Trafic d’acide à Calais

16 avril 2002

Le Ievoli Sun et le Balu n’ont pas suffi. Le premier a coulé dans la Manche avec 4.000 tonnes de styrène, le second a coulé au large du Golfe de Gascogne avec 6.000 tonnes d’acide sulfurique. C’était le 31 octobre 2000 et le 20 mars 2001.

Un autre chimiquier venu charger de l’acide sulfurique est immobilisé depuis plusieurs jours par les Affaires Maritimes dans le port de Calais. Dès son entrée le 8 avril, il a attiré l’attention des observateurs portuaires. Il était précédé par une mauvaise réputation et scruté par les Affaires Maritimes, qui n’ont cependant pas entrepris d’inspection lors de son arrivée. Des fuites sont survenues en cours de chargement au niveau des tuyauteries et vannes de pompage. Ces opérations ont été interrompues. Une inspection a eu lieu. Il a été décidé en fin de semaine dernière de vider le navire des 2.000 tonnes d’acide sulfurique déjà embarquées.

Avec son chargement partiel, le Sark Trader n’était pas vraiment dans ses lignes. Une légère gîte était perceptible. Lundi 15 avril, il a été décidé de poursuivre le chargement de l’acide sulfurique, sous-produit de la galvanisation du zinc à Calais et destiné à la régénération. L’acide sulfurique est réactif à l’eau; en cas d’incendie ou d’épandage il dégage des vapeurs toxiques et corrosives. L’inhalation et le contact provoquent des brûlures graves. Il s’agit en l’occurrence d’un sous-produit d’acide sulfurique provenant de l’attaque du zinc et contenant donc des métaux toxiques en solution. Le Sark Trader embarque un déchet et non un produit neuf. La conformité de cette livraison aux règlementations internationales et notamment à la Convention de Bâle sur les mouvements transfrontaliers de déchets est à vérifier.
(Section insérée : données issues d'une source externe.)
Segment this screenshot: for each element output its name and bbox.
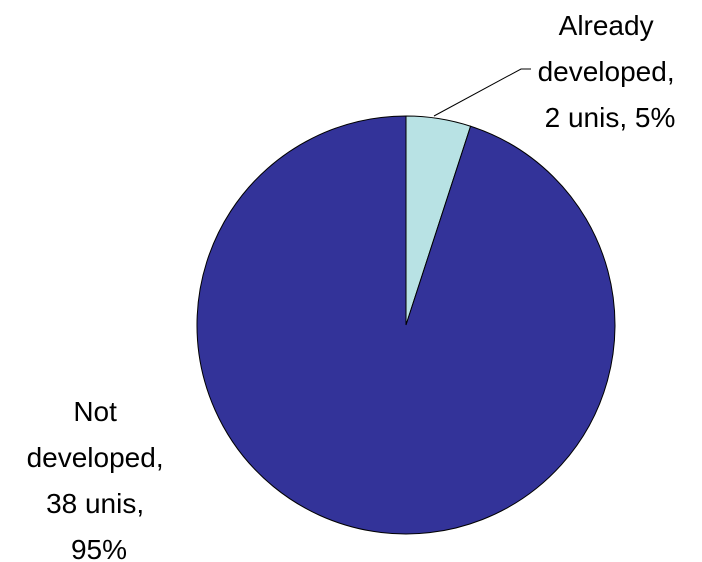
label-already-developed-line-1: Already bbox=[559, 10, 654, 41]
label-not-developed-line-1: Not bbox=[73, 396, 117, 427]
label-not-developed-line-2: developed, bbox=[27, 442, 164, 473]
label-not-developed-line-4: 95% bbox=[71, 534, 127, 562]
label-not-developed-line-3: 38 unis, bbox=[46, 488, 144, 519]
label-already-developed-line-3: 2 unis, 5% bbox=[545, 102, 676, 133]
label-not-developed: Not developed, 38 unis, 95% bbox=[27, 396, 172, 562]
label-already-developed: Already developed, 2 unis, 5% bbox=[538, 10, 683, 133]
pie-slice-not-developed bbox=[196, 115, 616, 535]
label-already-developed-line-2: developed, bbox=[538, 56, 675, 87]
pie-slices bbox=[196, 115, 616, 535]
leader-line-already-developed bbox=[433, 68, 531, 117]
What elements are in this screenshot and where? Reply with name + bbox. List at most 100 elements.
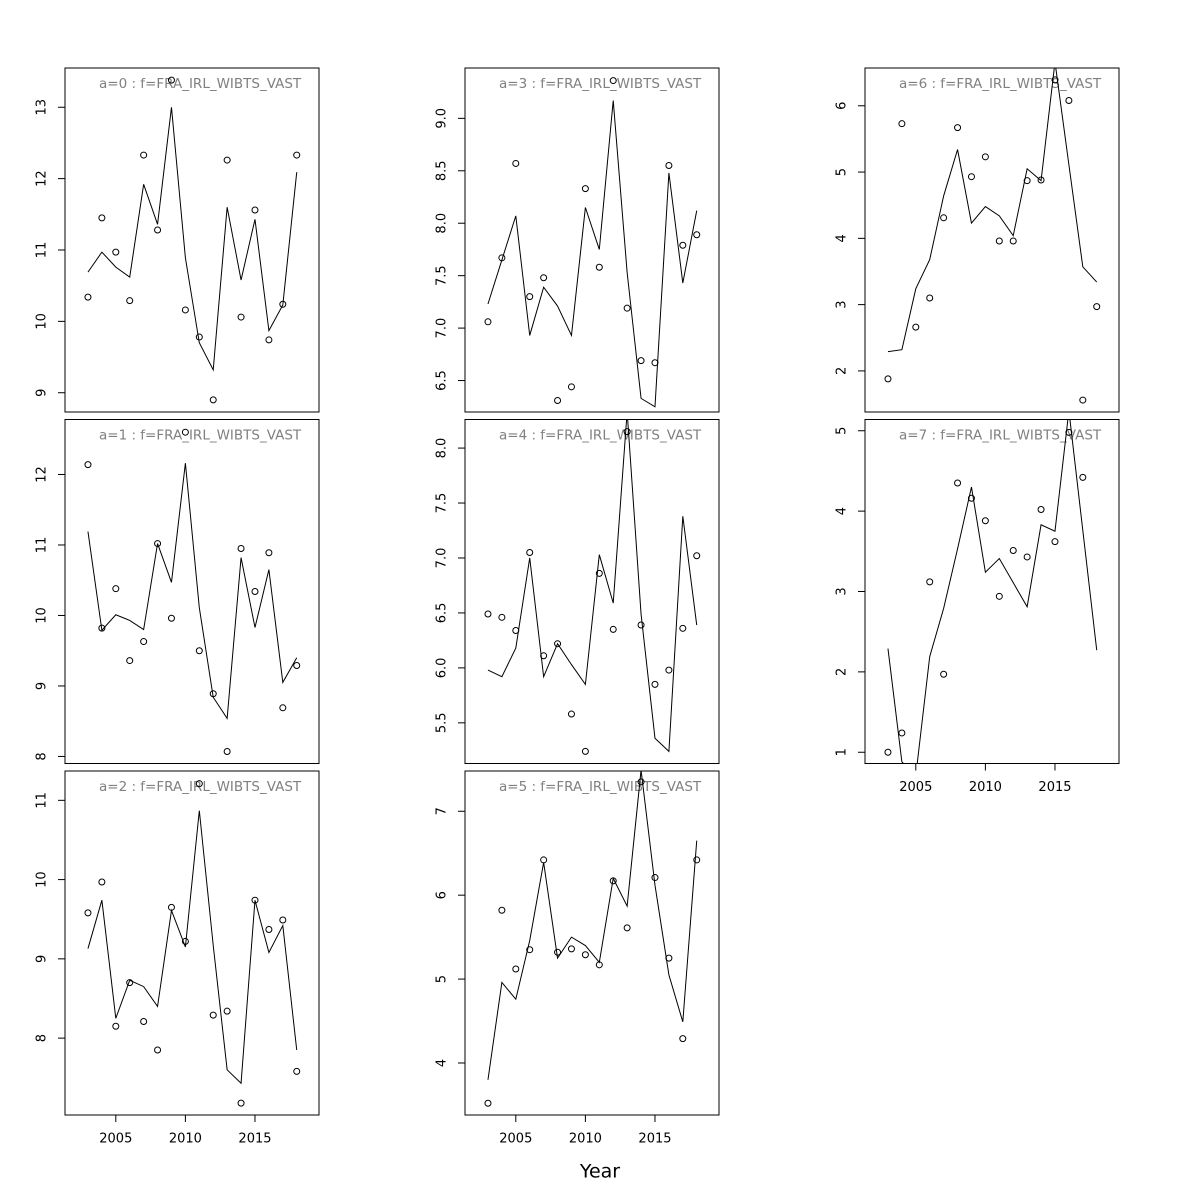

A quai, tout navire transportant des matières dangereuses représente un danger pour les activités voisines, les dockers, et les autres communautés portuaires. Dans la plupart des cas, il représente aussi une menace pour la ville. La directive Seveso II encourage chaque Etat européen à considérer les ports comme des établissements à risque.

Tout, dans un port, doit donc être organisé en vue de la sécurité, à commencer par le choix du navire. En l’occurrence, le chargeur, la société UMICORE, a fait le mauvais. Le Sark Trader traîne derrière lui des casseroles et des déficiences constatées et rafistolées dans des récents ports d’accueil comme Bilbao et Anvers. Il appartient à un armateur norvégien spécialisé selon le Lloyd’s List dans les chimiquiers de plus de 21 ans et de 3ème ou 4ème main. Il est immatriculé à Panama, pavillon de complaisance servant comme celui des Bahamas à recycler les navires-citernes vieillissants et structurellement fragiles.

Sécurité ! Sécurité ! Sécurité ! Il en est beaucoup question en ce moment mais rarissimement de sécurité en mer ou à quai. Robin des Bois constate que le Ministère des Transports et les préfectures maritimes laissent des bateaux-poubelles s’échapper des ports ou du pavillon français. Mais c’est la première fois qu’un chimiquier suspect pourrait repartir en mer et en Turquie avec sa cargaison de poison. Avec le même profil, deux chimiquiers norvégiens avaient en 2001 quitté le port de St-Malo après plusieurs semaines d’immobilisation, et sans avoir pu effectuer d’opérations commerciales. Le même code de conduite doit s’appliquer au Sark Trader.